Over the years in Paris, both Walker and McClure have gotten used to celebrating Thanksgiving with Americans and other expats. But after the past two weeks, Thanksgiving this year may be just another opportunity to get together with friends and talk things out.
“Every day is different since what happened,” says McClure. “I don’t think Thanksgiving is going to be different specifically because of the attacks. I mean it’s pretty intense, every time I see my friends and have dinner for the last days, that’s been the subject of the conversation.”
For Walker, that conversation has provoked a bit of soul searching.

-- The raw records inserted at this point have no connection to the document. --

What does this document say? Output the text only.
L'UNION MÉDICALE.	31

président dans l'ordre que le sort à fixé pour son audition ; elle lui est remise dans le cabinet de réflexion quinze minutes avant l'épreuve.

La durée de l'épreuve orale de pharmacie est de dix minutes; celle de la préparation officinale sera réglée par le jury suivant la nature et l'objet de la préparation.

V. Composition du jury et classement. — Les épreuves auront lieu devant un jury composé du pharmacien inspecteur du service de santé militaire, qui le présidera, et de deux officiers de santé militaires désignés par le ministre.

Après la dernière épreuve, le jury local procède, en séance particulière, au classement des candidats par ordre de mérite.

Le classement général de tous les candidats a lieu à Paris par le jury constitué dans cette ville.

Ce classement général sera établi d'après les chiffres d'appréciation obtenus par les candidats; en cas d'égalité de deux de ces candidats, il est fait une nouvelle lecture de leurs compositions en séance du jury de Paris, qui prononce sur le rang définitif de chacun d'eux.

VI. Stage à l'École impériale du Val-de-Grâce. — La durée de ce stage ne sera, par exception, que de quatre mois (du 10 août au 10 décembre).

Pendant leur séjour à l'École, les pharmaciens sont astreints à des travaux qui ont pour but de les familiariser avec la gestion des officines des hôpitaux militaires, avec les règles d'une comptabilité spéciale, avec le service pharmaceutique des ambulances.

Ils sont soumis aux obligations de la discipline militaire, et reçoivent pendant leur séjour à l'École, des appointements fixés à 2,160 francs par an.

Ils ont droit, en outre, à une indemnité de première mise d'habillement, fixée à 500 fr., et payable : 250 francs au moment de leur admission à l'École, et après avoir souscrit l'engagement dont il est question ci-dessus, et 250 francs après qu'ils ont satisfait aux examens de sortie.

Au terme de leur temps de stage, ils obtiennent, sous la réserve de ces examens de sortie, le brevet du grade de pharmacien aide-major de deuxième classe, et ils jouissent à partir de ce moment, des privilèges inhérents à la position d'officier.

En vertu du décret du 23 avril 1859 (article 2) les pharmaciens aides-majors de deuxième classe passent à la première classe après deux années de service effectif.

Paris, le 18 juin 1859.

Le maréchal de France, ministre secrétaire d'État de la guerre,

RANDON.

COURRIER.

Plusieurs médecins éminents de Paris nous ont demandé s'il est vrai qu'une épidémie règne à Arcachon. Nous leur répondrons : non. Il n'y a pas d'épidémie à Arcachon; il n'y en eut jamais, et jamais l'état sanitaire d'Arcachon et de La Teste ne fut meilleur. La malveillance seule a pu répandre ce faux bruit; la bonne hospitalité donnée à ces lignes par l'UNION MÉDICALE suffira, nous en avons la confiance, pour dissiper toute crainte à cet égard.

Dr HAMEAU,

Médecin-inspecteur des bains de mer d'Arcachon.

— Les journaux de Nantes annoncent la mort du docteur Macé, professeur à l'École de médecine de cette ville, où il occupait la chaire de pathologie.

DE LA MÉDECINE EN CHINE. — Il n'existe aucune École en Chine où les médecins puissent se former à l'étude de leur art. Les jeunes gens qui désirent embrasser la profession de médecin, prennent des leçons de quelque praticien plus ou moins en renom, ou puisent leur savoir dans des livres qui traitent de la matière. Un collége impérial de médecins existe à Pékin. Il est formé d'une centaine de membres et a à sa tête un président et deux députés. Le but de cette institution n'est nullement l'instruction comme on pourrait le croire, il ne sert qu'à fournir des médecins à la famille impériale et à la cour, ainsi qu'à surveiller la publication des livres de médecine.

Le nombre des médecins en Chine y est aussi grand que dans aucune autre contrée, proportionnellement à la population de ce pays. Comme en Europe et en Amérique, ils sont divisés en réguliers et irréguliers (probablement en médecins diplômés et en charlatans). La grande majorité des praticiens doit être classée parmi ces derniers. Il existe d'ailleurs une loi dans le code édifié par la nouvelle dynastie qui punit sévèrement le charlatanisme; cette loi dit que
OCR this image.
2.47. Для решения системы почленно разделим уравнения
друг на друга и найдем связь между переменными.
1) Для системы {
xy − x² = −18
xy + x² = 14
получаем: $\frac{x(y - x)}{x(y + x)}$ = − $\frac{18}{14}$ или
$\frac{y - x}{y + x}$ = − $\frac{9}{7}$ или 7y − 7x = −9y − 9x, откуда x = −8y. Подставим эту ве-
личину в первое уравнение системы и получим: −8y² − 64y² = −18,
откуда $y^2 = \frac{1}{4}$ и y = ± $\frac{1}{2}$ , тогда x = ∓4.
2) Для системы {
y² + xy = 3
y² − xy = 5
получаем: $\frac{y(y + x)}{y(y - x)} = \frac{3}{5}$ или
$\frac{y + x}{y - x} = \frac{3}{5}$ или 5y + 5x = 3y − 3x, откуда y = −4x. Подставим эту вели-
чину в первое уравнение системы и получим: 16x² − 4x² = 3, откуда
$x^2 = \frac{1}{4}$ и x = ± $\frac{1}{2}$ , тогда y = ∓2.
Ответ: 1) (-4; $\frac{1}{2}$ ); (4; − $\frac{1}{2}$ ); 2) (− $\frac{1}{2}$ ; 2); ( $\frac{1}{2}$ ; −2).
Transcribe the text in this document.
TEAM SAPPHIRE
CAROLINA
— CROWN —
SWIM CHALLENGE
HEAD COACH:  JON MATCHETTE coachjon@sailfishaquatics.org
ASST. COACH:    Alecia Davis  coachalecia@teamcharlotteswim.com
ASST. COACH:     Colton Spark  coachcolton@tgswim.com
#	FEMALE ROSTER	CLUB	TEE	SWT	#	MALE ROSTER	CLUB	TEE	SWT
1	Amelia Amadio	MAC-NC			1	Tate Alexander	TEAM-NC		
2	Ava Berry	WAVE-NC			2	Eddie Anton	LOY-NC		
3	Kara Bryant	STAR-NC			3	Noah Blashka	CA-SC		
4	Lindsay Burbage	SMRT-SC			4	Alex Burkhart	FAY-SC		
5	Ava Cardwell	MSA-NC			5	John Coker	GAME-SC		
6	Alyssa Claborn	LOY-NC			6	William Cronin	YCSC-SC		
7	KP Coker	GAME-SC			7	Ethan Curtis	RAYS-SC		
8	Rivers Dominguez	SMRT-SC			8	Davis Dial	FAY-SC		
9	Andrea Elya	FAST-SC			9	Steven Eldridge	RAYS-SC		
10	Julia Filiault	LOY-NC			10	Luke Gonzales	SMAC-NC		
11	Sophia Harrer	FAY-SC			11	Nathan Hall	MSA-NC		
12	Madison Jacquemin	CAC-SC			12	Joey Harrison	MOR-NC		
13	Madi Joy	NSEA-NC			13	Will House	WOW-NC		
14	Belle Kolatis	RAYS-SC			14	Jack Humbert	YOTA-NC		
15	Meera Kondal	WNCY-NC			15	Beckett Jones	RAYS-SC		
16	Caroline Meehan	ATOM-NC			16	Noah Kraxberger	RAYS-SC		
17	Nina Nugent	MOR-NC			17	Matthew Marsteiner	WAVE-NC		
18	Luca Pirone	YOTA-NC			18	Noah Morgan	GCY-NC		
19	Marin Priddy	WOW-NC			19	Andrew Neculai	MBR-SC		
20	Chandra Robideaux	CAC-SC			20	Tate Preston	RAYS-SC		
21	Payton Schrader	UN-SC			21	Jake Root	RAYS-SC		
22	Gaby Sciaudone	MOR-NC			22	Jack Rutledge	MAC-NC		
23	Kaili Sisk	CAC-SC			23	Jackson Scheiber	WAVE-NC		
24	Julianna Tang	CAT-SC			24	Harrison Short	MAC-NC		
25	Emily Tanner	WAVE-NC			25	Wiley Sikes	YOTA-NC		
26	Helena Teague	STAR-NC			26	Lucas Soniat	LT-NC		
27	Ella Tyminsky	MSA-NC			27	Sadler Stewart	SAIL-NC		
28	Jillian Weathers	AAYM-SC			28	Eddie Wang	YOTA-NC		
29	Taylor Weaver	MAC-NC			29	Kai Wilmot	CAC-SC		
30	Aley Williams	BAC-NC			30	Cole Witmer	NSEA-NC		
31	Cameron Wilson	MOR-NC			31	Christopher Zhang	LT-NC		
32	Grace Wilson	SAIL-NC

“This makes me feel more thankful, appreciative for what I have been given in life,” she says. “It gives you a kick of awareness, and the things that we take for granted, we take for granted a little bit less, and we embrace things that we sort of love all the more so. You always have the option for good in everything that happens. So I‘m feeling somber and I’m feeling good.
“I think the strongest emotion that I have felt after the attacks is sadness,” adds McClure. “Somber is a good word as well. I just felt sad.”
The attacks have not deterred McClure or Walker’s plans to stay in France. On the contrary, Walker says, if anything they’ve brought a deepened sense of belonging to the expat community.
“There is a feeling that everyone who lives here, whether you have the citizenship or not,” she says, “after what happened, you do feel French and you feel that the French part of you was attacked in what happened”
In fact, Walker says she is now getting ready for to apply for French citizenship.
“Being able to say that I am a French citizen is actually really important to me, to be able to vote here,” she says. “I already pay my taxes here. So it’s symbolic for me and I feel like I belong here, I feel connected. Given what happened, I feel all the more so connected.”
“In the people who lost their lives,” she adds, “a part of me was also lost, and a part of France was lost. And so it’s actually become really important for me to be able to show France that I stand with it as a country that I’m not an outsider. To sort of be one, actually. I have never felt that way more so today than before.”